Im Zuge des Open-Banking-Ansatzes gilt es, auch Embedded Financial Services als Umsatztreiber zu entdecken. Denn auch, wenn nicht alle Hausbanken von diesem Trend profitieren können, ist das Umsatzpotenzial dort immens. Denn immer mehr Unternehmen erkennen, dass Finanzprodukte auch zu ihrem eigenen Kernprodukt gehören. Grundsätzlich ist jedes Unternehmen betroffen, das eine Dienstleistung oder ein Produkt verkauft, da die Zahlung die Customer Journey abschließt: Erst mit erfolgreicher Bezahlung erhält das Unternehmen seinen Umsatz und einen zufriedenen Kunden. Die Unternehmen können zudem hierdurch auch den Customer Value ihrer Kunden erhöhen, indem z.B. bei Abschluss einer 0-Prozent-Finanzierung der Warenkorb der Kunden erhöht wird und die Unternehmen im besten Fall einen Zusatzertrag im Rahmen eines Affiliate-Programms erhalten.

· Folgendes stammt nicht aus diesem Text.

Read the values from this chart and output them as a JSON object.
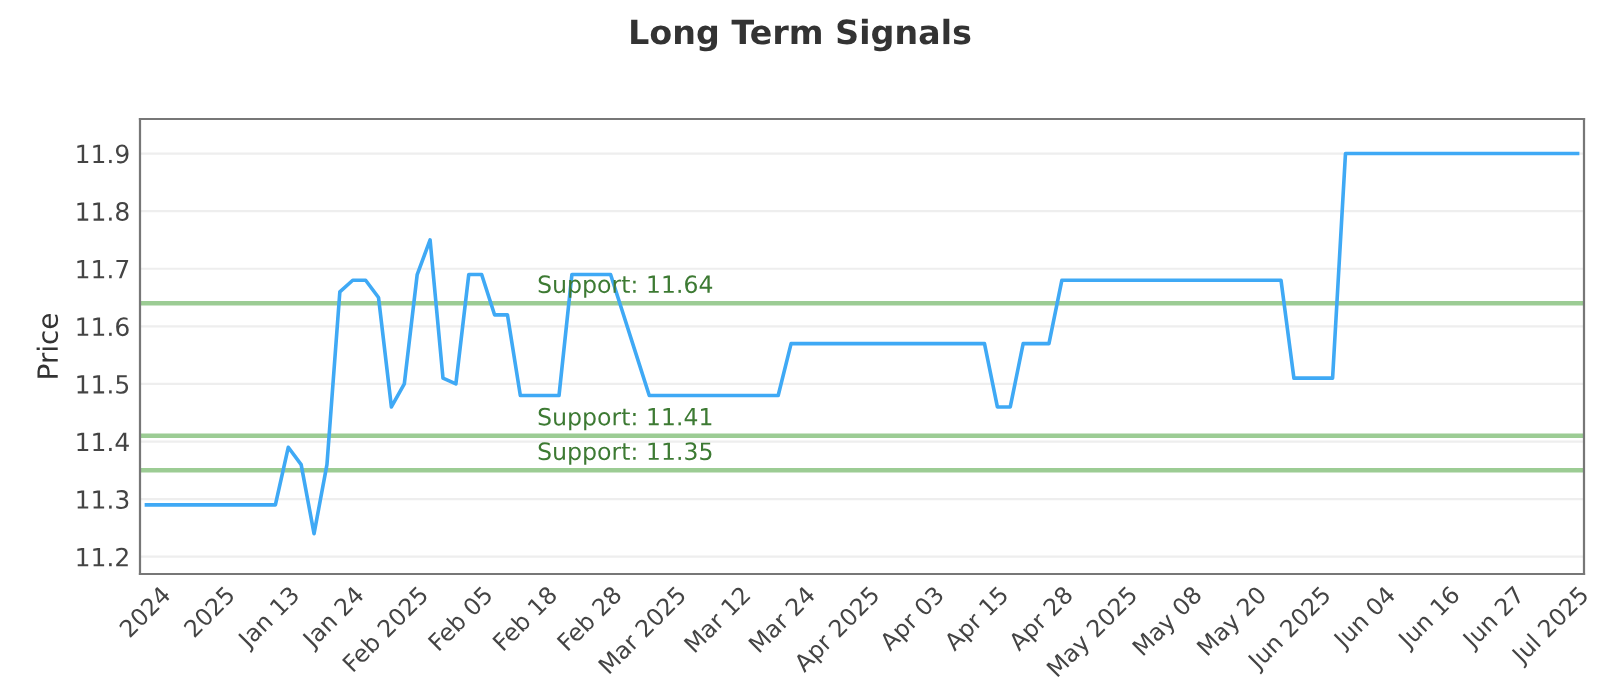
{
  "chart_data": {
    "type": "line",
    "title": "Long Term Signals",
    "ylabel": "Price",
    "categories": [
      null,
      "2024",
      null,
      null,
      null,
      null,
      "2025",
      null,
      null,
      null,
      null,
      "Jan 13",
      null,
      null,
      null,
      null,
      "Jan 24",
      null,
      null,
      null,
      null,
      "Feb 2025",
      null,
      null,
      null,
      null,
      "Feb 05",
      null,
      null,
      null,
      null,
      "Feb 18",
      null,
      null,
      null,
      null,
      "Feb 28",
      null,
      null,
      null,
      null,
      "Mar 2025",
      null,
      null,
      null,
      null,
      "Mar 12",
      null,
      null,
      null,
      null,
      "Mar 24",
      null,
      null,
      null,
      null,
      "Apr 2025",
      null,
      null,
      null,
      null,
      "Apr 03",
      null,
      null,
      null,
      null,
      "Apr 15",
      null,
      null,
      null,
      null,
      "Apr 28",
      null,
      null,
      null,
      null,
      "May 2025",
      null,
      null,
      null,
      null,
      "May 08",
      null,
      null,
      null,
      null,
      "May 20",
      null,
      null,
      null,
      null,
      "Jun 2025",
      null,
      null,
      null,
      null,
      "Jun 04",
      null,
      null,
      null,
      null,
      "Jun 16",
      null,
      null,
      null,
      null,
      "Jun 27",
      null,
      null,
      null,
      null,
      "Jul 2025"
    ],
    "series": [
      {
        "color": "#3fa9f5",
        "values": [
          11.29,
          11.29,
          11.29,
          11.29,
          11.29,
          11.29,
          11.29,
          11.29,
          11.29,
          11.29,
          11.29,
          11.39,
          11.36,
          11.24,
          11.36,
          11.66,
          11.68,
          11.68,
          11.65,
          11.46,
          11.5,
          11.69,
          11.75,
          11.51,
          11.5,
          11.69,
          11.69,
          11.62,
          11.62,
          11.48,
          11.48,
          11.48,
          11.48,
          11.69,
          11.69,
          11.69,
          11.69,
          11.62,
          11.55,
          11.48,
          11.48,
          11.48,
          11.48,
          11.48,
          11.48,
          11.48,
          11.48,
          11.48,
          11.48,
          11.48,
          11.57,
          11.57,
          11.57,
          11.57,
          11.57,
          11.57,
          11.57,
          11.57,
          11.57,
          11.57,
          11.57,
          11.57,
          11.57,
          11.57,
          11.57,
          11.57,
          11.46,
          11.46,
          11.57,
          11.57,
          11.57,
          11.68,
          11.68,
          11.68,
          11.68,
          11.68,
          11.68,
          11.68,
          11.68,
          11.68,
          11.68,
          11.68,
          11.68,
          11.68,
          11.68,
          11.68,
          11.68,
          11.68,
          11.68,
          11.51,
          11.51,
          11.51,
          11.51,
          11.9,
          11.9,
          11.9,
          11.9,
          11.9,
          11.9,
          11.9,
          11.9,
          11.9,
          11.9,
          11.9,
          11.9,
          11.9,
          11.9,
          11.9,
          11.9,
          11.9,
          11.9,
          11.9
        ]
      }
    ],
    "ylim": [
      11.17,
      11.96
    ],
    "yticks": [
      11.2,
      11.3,
      11.4,
      11.5,
      11.6,
      11.7,
      11.8,
      11.9
    ],
    "grid": "y",
    "line_style": "solid",
    "ref_lines": [
      {
        "axis": "y",
        "value": 11.64,
        "label": "Support: 11.64",
        "color": "#9ccc94"
      },
      {
        "axis": "y",
        "value": 11.41,
        "label": "Support: 11.41",
        "color": "#9ccc94"
      },
      {
        "axis": "y",
        "value": 11.35,
        "label": "Support: 11.35",
        "color": "#9ccc94"
      }
    ]
  }
}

Embedded Financial Services bedeuten, dass jedes digitale Unternehmen zum FinTech werden kann. Für FinTechs ist das eine gute und eine schlechte Nachricht zugleich. Die gute Nachricht ist, dass es für zukünftige Gründer einfacher wird, Geschäftsmodelle auf Basis einer Banken-Infrastruktur aufzubauen. Die schlechte Nachricht für bestehende FinTechs: Unternehmen aus sehr verschiedenen Branchen werden in Zukunft Finanzdienstleistungen anbieten, denn für die Einbindung einer 0-Prozent-Finanzierung im Checkout-Prozess braucht es weder Bank noch FinTech. Hierbei übernimmt das Kunden-Frontend die Nicht-Bank, während der Finanzdienstleister für Regulatorik und Abwicklung zuständig ist.

Dementsprechend müssen nicht nur Banken, sondern auch FinTechs ihre Aktivitäten noch weiter an Orte verlagern, an denen die tatsächlichen Kundenaktivitäten stattfinden. Für beide gilt es, sich somit als attraktiver Financial Embedded Service Anbieter für den Handel zu positionieren.

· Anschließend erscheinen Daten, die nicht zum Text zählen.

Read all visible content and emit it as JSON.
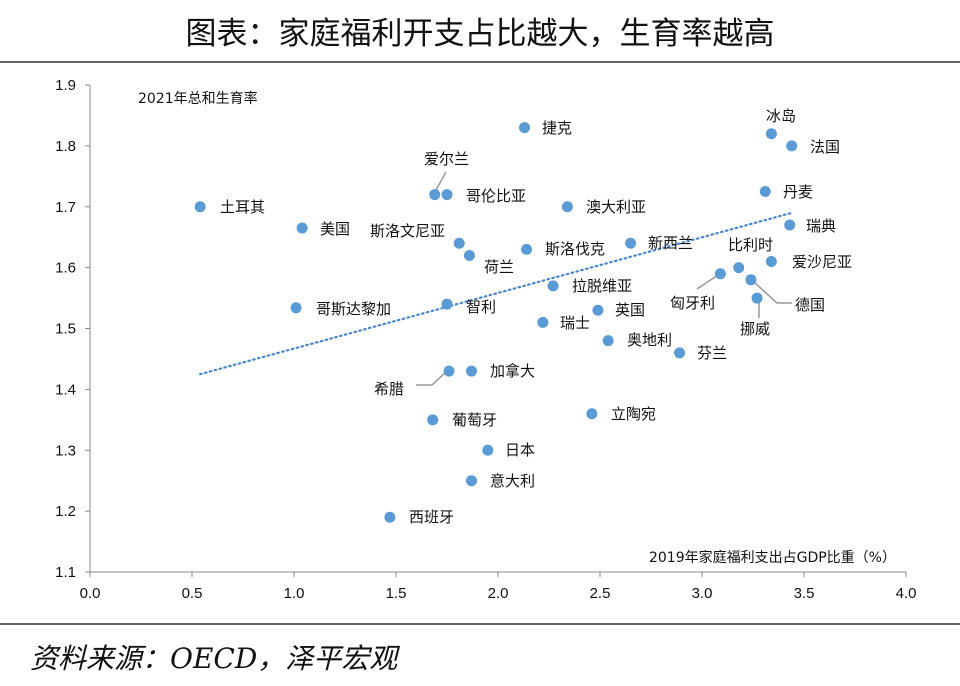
{
  "title": "图表：家庭福利开支占比越大，生育率越高",
  "source": "资料来源：OECD，泽平宏观",
  "chart_data": {
    "type": "scatter",
    "title": "图表：家庭福利开支占比越大，生育率越高",
    "xlabel": "2019年家庭福利支出占GDP比重（%）",
    "ylabel": "2021年总和生育率",
    "xlim": [
      0,
      4
    ],
    "ylim": [
      1.1,
      1.9
    ],
    "xticks": [
      "0.0",
      "0.5",
      "1.0",
      "1.5",
      "2.0",
      "2.5",
      "3.0",
      "3.5",
      "4.0"
    ],
    "yticks": [
      "1.1",
      "1.2",
      "1.3",
      "1.4",
      "1.5",
      "1.6",
      "1.7",
      "1.8",
      "1.9"
    ],
    "grid": false,
    "point_color": "#5b9bd5",
    "trendline": {
      "style": "dotted",
      "color": "#4a86d0",
      "x": [
        0.54,
        3.44
      ],
      "y": [
        1.425,
        1.69
      ]
    },
    "points": [
      {
        "label": "土耳其",
        "x": 0.54,
        "y": 1.7
      },
      {
        "label": "美国",
        "x": 1.04,
        "y": 1.665
      },
      {
        "label": "哥斯达黎加",
        "x": 1.01,
        "y": 1.534
      },
      {
        "label": "冰岛",
        "x": 3.34,
        "y": 1.82
      },
      {
        "label": "法国",
        "x": 3.44,
        "y": 1.8
      },
      {
        "label": "捷克",
        "x": 2.13,
        "y": 1.83
      },
      {
        "label": "爱尔兰",
        "x": 1.69,
        "y": 1.72
      },
      {
        "label": "哥伦比亚",
        "x": 1.75,
        "y": 1.72
      },
      {
        "label": "澳大利亚",
        "x": 2.34,
        "y": 1.7
      },
      {
        "label": "丹麦",
        "x": 3.31,
        "y": 1.725
      },
      {
        "label": "瑞典",
        "x": 3.43,
        "y": 1.67
      },
      {
        "label": "斯洛文尼亚",
        "x": 1.81,
        "y": 1.64
      },
      {
        "label": "荷兰",
        "x": 1.86,
        "y": 1.62
      },
      {
        "label": "斯洛伐克",
        "x": 2.14,
        "y": 1.63
      },
      {
        "label": "新西兰",
        "x": 2.65,
        "y": 1.64
      },
      {
        "label": "比利时",
        "x": 3.18,
        "y": 1.6
      },
      {
        "label": "爱沙尼亚",
        "x": 3.34,
        "y": 1.61
      },
      {
        "label": "匈牙利",
        "x": 3.09,
        "y": 1.59
      },
      {
        "label": "德国",
        "x": 3.24,
        "y": 1.58
      },
      {
        "label": "挪威",
        "x": 3.27,
        "y": 1.55
      },
      {
        "label": "拉脱维亚",
        "x": 2.27,
        "y": 1.57
      },
      {
        "label": "智利",
        "x": 1.75,
        "y": 1.54
      },
      {
        "label": "英国",
        "x": 2.49,
        "y": 1.53
      },
      {
        "label": "瑞士",
        "x": 2.22,
        "y": 1.51
      },
      {
        "label": "奥地利",
        "x": 2.54,
        "y": 1.48
      },
      {
        "label": "芬兰",
        "x": 2.89,
        "y": 1.46
      },
      {
        "label": "希腊",
        "x": 1.76,
        "y": 1.43
      },
      {
        "label": "加拿大",
        "x": 1.87,
        "y": 1.43
      },
      {
        "label": "葡萄牙",
        "x": 1.68,
        "y": 1.35
      },
      {
        "label": "立陶宛",
        "x": 2.46,
        "y": 1.36
      },
      {
        "label": "日本",
        "x": 1.95,
        "y": 1.3
      },
      {
        "label": "意大利",
        "x": 1.87,
        "y": 1.25
      },
      {
        "label": "西班牙",
        "x": 1.47,
        "y": 1.19
      }
    ]
  }
}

Embedded Financial Services führen zu Vorteilen für die Banken

Insbesondere die großen B2C-Banken müssen hierfür massiv in die eigene IT-Infrastruktur investieren, um anderen Unternehmen Embedded Financial Services anbieten zu können. Denn allgemein ist hierfür eine moderne Bankeninfrastruktur mit entsprechenden Schnittstellen notwendig.

Im Wettbewerb stehen sie Banking-as-a-Service Anbietern gegenüber, die sich auf die Nische spezialisiert haben, wie bspw. die Solarisbank. Die bisherigen Umsatzzahlen und Millionenbewertungen von der Solarisbank sind ein Indiz dafür, dass – entgegen vieler Ängste von Gegnern der Embedded Financial Services – diese eine profitable Sparte darstellen.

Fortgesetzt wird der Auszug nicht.